Susie guardò sua madre e vide un’attraente donna di mezza età che sembrava uscita dalle pagine di Lady Fair , al quale Madge del resto era abbonata: capelli scuri striati d’argento, una snella figura da ragazzina; l’unica cosa che tradiva l’età erano le lievi rughe del volto. Susie si augurò fervidamente di poter avere anche lei quell’aspetto, a trentacinque anni.

Madge continuò: «Mi rendo conto che non dovrei cercare di dirti come devi vivere, dopo lo sbaglio che ho commesso io. Tutte le volte che penso a quel mascalzone di tuo padre, e a come si diverte laggiù con quelle sue ragazze dell’harem… neanche una cartolina in più di tre mesi! Bene, oggi sono stata dall’avvocato, e gli intento causa di divorzio. Se lui vuole divertirsi, posso farlo anch’io! Finché il gatto non c’è, i topi ballano!»

Madge aveva l’aria di aver bevuto. Si avvicinò a passi incerti allo specchio e si esaminò gli occhi, tirando di qua e di lì la pelle delle palpebre. Quasi non si accorse che Susie aveva infilato gli stivali di feltro bianco, le aveva dato un bacio di saluto e aveva detto: «Così si fa, mammina! Piglialo a calci nel… nel sedere! Ciao!»

Presso il campus dell’University of California, a Santa Filomena, c’era una strada che ostentava quattro caffè ben frequentati, ma nessuno era popolare quanto The Blue Tit, il Capezzolo Azzurro o la Cinciallegra Azzurra, a seconda di come si preferiva interpretarlo. Per evitare fastidi con le autorità universitarie, il padrone del caffè, Kevin Mackintosh, aveva dipinto sull’insegna una bella cincia azzurra.
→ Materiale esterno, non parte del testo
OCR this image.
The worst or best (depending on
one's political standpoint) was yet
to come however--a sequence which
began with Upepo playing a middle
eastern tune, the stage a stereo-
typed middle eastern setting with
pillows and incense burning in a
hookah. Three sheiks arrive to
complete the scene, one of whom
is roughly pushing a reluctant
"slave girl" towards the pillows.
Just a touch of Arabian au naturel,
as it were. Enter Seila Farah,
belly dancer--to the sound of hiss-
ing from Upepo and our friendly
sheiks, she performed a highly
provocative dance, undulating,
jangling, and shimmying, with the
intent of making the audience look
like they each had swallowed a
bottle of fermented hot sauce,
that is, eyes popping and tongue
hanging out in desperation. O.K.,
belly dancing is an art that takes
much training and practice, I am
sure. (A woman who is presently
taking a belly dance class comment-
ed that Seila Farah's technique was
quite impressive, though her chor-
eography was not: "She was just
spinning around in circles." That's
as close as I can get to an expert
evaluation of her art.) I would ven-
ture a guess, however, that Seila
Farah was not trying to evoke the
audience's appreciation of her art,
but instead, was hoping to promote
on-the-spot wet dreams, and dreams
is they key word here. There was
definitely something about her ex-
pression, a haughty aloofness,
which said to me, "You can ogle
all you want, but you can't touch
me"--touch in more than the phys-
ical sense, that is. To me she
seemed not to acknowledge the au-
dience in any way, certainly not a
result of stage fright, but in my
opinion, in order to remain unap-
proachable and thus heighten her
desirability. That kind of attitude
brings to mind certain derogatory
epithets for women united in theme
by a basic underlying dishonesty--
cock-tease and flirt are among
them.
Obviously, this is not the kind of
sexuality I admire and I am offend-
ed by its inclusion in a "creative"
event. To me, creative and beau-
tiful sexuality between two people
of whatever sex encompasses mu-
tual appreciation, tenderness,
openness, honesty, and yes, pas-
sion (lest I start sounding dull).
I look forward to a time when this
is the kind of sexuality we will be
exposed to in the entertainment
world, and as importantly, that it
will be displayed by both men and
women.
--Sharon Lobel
Come avveniva in tutte le serate festive, una folla s’era riversata nel Blue Tit per ascoltare musica folk e poesia; ma quella sera era una folla cupa e depressa. Molti, come Susie e Ron, erano arrivati in motocicletta sotto l’acquerugiola, e la sala era piena di vapore e dell’odore acido della lana bagnata.

Su di un podio in fondo alla stretta sala, un poeta stava leggendo a voce alta un foglio che teneva molto vicino alla faccia. Quando lui si girò per mettersi meglio nella luce, Susie riconobbe Kevin Mackintosh.

« Tempopoesia numero quattordici ,» lesse.

«Johnson nell’Omaha: sonori ticchetti dall’interno dell’orologio.
Deve esserci sempre una vittima
Nel passo freddo segreto
Nessun altro motivo che il patriottismo
e il puro disgusto.
Ritorna al lavoro, senza stivali.
Qui ricerca uno spirito esplosivo.»

«Cribbio!» esclamò Susie. «Gli esplosivi mi fanno venire in mente che avrei dovuto studiare per la prova di Chimica Organica di lunedì.»

«Ssst,» disse Ron. «Dopo domani non ci sarà più un altro giorno.»

«Non so neanche la nomenclatura di Ginevra, niente di niente.»

Ron sorrise. Kevin Mackintosh la guardò incredulo. «La nomenclatura di Ginevra è finita,» disse. «E anche la Convenzione di Ginevra. E anche Ginevra.»

«È la fine del mondo,» spiegò Ron.

«È vero,» disse qualcun altro. «La tromba del giudizio ha già squillato.»

«Cosa vorreste dire?» chiese Susie, con un lieve sorriso. «Non ho mica capito.»

«È la fine di tutto, pupa,» disse Ron. «Come dicono alla radio. Non hai sentito i notiziari?»